Zalando – Profitability ratios, Source: Tradingview
The macro-environment has a negative setup here. Inflation is soaring, and with the uncertainty of war in Ukraine is destroying consumer confidence in Europe; thus, the company faces lower demand from its customers. However, we can be near the bottom from a fundamental perspective in CCI. Or there is only limited room for further decline. However, if the Ukraine-Russian conflict worsens or inflation figures increase it can cause a significantly higher unemployment rate. From long-term opportunities, we need to invest during the hard times, when sentiment is broken. I see no sign of reversion from a macro’s point of view, but an opportunity to build a long-term position (holding more than 1year). Overall macro rating is at 7/10 (due to potential of bottoming).
From a valuation point of view, the company can be thought of as an absolute bargain based on our P/S and EBIT Margin Analysis. From a conservative scenario, the company should trade at +88% and thus represent a solid margin of safety at current levels. However, P/E or EV/EBITDA ratios are still very high due to weak profitability. Overall Valuation rating stands at 8/10.

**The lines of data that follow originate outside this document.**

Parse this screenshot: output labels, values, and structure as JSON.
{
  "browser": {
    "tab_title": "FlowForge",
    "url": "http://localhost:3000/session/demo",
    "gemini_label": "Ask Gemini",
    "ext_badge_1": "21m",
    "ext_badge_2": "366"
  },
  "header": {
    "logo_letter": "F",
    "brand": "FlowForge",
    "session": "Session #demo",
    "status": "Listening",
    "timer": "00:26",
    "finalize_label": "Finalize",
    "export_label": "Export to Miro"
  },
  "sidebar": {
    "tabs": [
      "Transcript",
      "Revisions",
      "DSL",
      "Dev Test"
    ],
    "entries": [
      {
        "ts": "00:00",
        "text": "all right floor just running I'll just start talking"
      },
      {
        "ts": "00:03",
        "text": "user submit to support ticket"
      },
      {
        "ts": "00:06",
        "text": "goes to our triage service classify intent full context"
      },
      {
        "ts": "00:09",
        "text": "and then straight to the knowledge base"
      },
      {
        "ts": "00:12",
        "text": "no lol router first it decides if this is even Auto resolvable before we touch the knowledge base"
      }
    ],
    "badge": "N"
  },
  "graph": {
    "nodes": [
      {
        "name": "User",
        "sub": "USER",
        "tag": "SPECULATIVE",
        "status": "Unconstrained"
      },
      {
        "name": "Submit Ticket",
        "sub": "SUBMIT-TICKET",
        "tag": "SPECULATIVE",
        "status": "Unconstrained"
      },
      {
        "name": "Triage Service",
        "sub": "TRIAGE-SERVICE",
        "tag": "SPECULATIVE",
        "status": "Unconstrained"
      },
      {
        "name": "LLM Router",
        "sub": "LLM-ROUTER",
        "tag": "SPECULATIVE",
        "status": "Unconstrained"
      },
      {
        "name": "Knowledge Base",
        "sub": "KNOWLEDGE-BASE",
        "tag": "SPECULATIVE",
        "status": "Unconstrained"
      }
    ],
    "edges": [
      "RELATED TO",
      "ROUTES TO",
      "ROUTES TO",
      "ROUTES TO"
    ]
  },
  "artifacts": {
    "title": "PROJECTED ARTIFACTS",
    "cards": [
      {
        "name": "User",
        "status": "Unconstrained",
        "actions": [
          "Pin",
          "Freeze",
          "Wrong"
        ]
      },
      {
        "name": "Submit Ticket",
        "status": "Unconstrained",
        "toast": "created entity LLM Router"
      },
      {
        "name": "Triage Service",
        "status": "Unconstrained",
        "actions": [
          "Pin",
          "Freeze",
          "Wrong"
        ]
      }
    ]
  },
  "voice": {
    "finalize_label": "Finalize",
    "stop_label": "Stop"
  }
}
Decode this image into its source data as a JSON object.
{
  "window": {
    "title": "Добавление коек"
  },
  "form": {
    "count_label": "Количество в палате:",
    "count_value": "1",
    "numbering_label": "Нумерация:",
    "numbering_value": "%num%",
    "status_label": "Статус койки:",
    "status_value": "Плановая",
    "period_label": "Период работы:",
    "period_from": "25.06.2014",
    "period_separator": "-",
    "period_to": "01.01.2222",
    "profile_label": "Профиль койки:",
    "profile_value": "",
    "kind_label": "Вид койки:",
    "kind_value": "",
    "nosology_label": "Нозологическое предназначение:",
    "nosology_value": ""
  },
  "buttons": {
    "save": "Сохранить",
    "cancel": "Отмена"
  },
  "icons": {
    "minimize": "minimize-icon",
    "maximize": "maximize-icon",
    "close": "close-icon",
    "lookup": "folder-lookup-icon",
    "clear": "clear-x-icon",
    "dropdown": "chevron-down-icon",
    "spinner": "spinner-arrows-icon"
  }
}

Balance sheet analysis revealed some issues with higher than average inventory levels. The quick ratio is near all-time lows, which is not satisfactory. However, the current ratio is quite solid, which means that the company will not face problems if the revenue troubles appear on a light in the short term. The medium-term disruption in the business model could harm the company’s financials. The overstocking will probably cause the lowering of margins. Overall balance sheet rating is at 5/10.
Profitability is being hit in 2022 via slower than firstly anticipated growth. However, the long-term revenue and core business model growth are very impressive. This trend will probably continue when the macro situation in Europe and UK calms down. Despite stabilizing these margins, EBITDA and EBIT margins are still very low in the long term. Due to significant pressures in competition, the company’s gross margin is declining in the long-term. Overall Profitability rating is at 6/10.
Based on our model, the total average rating for the company stands at 6.5/10. Finally, it represents a pretty solid opportunity in the long-term amid short to mid-term risks.